La précarité de la condition de sortie est, en outre, souvent renforcée par un manque de préparation à la sortie. Comme l’a relevé le Contrôleur général des lieux de privation de liberté dans son dernier rapport d’activité, le renouvellement des pièces d’identité n’est pas systématiquement organisé. De nombreuses personnes détenues sortent dès lors sans justificatif d’identité. Or il s’agit d’un préalable indispensable à de nombreuses démarches administratives : sans compte bancaire, il est impossible, par exemple, de contracter un abonnement mensuel de transport pour se rendre à Pôle emploi ou au travail.
Face à cette situation, madame la garde des sceaux, entendez-vous modifier l’article D. 122 du code de procédure pénale afin que les personnes sortant en aménagement de peine sous écrou puissent systématiquement bénéficier de l’intégralité des fonds relevant de leur part disponible ? Je suggère par ailleurs de leur permettre également de bénéficier des fonds figurant sur leur « pécule de libération », car il apparaît absurde et contre-productif, en termes de prévention de la récidive, d’attendre la fin de la mesure pour le leur remettre.

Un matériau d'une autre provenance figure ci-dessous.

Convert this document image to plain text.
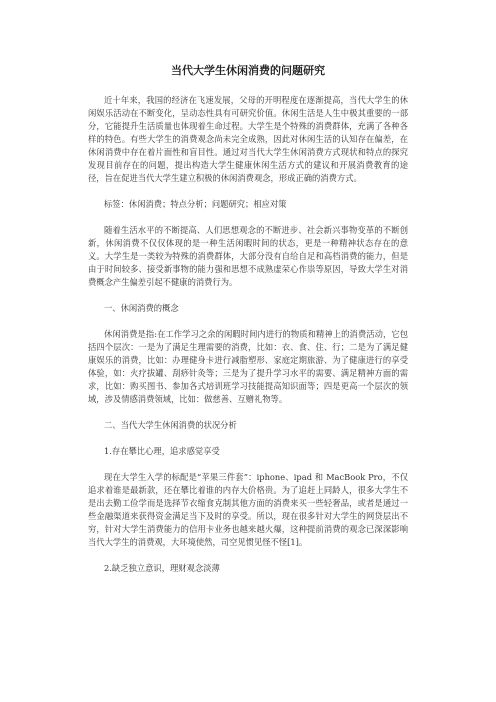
当代大学生休闲消费的问题研究

近十年来，我国的经济在飞速发展，父母的开明程度在逐渐提高，当代大学生的休闲娱乐活动在不断变化，呈动态性具有可研究价值。休闲生活是人生中极其重要的一部分，它能提升生活质量也体现着生命过程。大学生是个特殊的消费群体，充满了各种各样的特色。有些大学生的消费观念尚未完全成熟，因此对休闲生活的认知存在偏差，在休闲消费中存在着片面性和盲目性。通过对当代大学生休闲消费方式现状和特点的探究发现目前存在的问题，提出构造大学生健康休闲生活方式的建议和开展消费教育的途径，旨在促进当代大学生建立积极的休闲消费观念，形成正确的消费方式。

标签：休闲消费；特点分析；问题研究；相应对策

随着生活水平的不断提高、人们思想观念的不断进步、社会新兴事物变革的不断创新，休闲消费不仅仅体现的是一种生活闲暇时间的状态，更是一种精神状态存在的意义。大学生是一类较为特殊的消费群体，大部分没有自给自足和高档消费的能力，但是由于时间较多、接受新事物的能力强和思想不成熟虚荣心作祟等原因，导致大学生对消费概念产生偏差引起不健康的消费行为。

一、休闲消费的概念

休闲消费是指:在工作学习之余的闲暇时间内进行的物质和精神上的消费活动，它包括四个层次：一是为了满足生理需要的消费，比如：衣、食、住、行；二是为了满足健康娱乐的消费，比如：办理健身卡进行减脂塑形、家庭定期旅游、为了健康进行的享受体验，如：火疗拔罐、刮痧针灸等；三是为了提升学习水平的需要、满足精神方面的需求，比如：购买图书、参加各式培训班学习技能提高知识面等；四是更高一个层次的领域，涉及情感消费领域，比如：做慈善、互赠礼物等。

二、当代大学生休闲消费的状况分析

1.存在攀比心理，追求感觉享受

现在大学生入学的标配是“苹果三件套”：iphone、ipad 和 MacBook Pro，不仅追求着谁是最新款，还在攀比着谁的内存大价格贵。为了追赶上同龄人，很多大学生不是出去勤工俭学而是选择节衣缩食克制其他方面的消费来买一些轻奢品，或者是通过一些金融渠道来获得资金满足当下及时的享受。所以，现在很多针对大学生的网贷层出不穷，针对大学生消费能力的信用卡业务也越来越火爆，这种提前消费的观念已深深影响当代大学生的消费观，大环境使然，司空见惯见怪不怪[1]。

2.缺乏独立意识，理财观念淡薄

Enfin, je souhaiterais connaître votre position, madame la garde des sceaux, concernant la recommandation du Contrôleur général des lieux de privation de liberté d’instaurer un recensement des documents d’identité des personnes détenues, avec mention de leur date de validité, afin que leur renouvellement soit systématiquement organisé en détention par les services pénitentiaires d’insertion et de probation.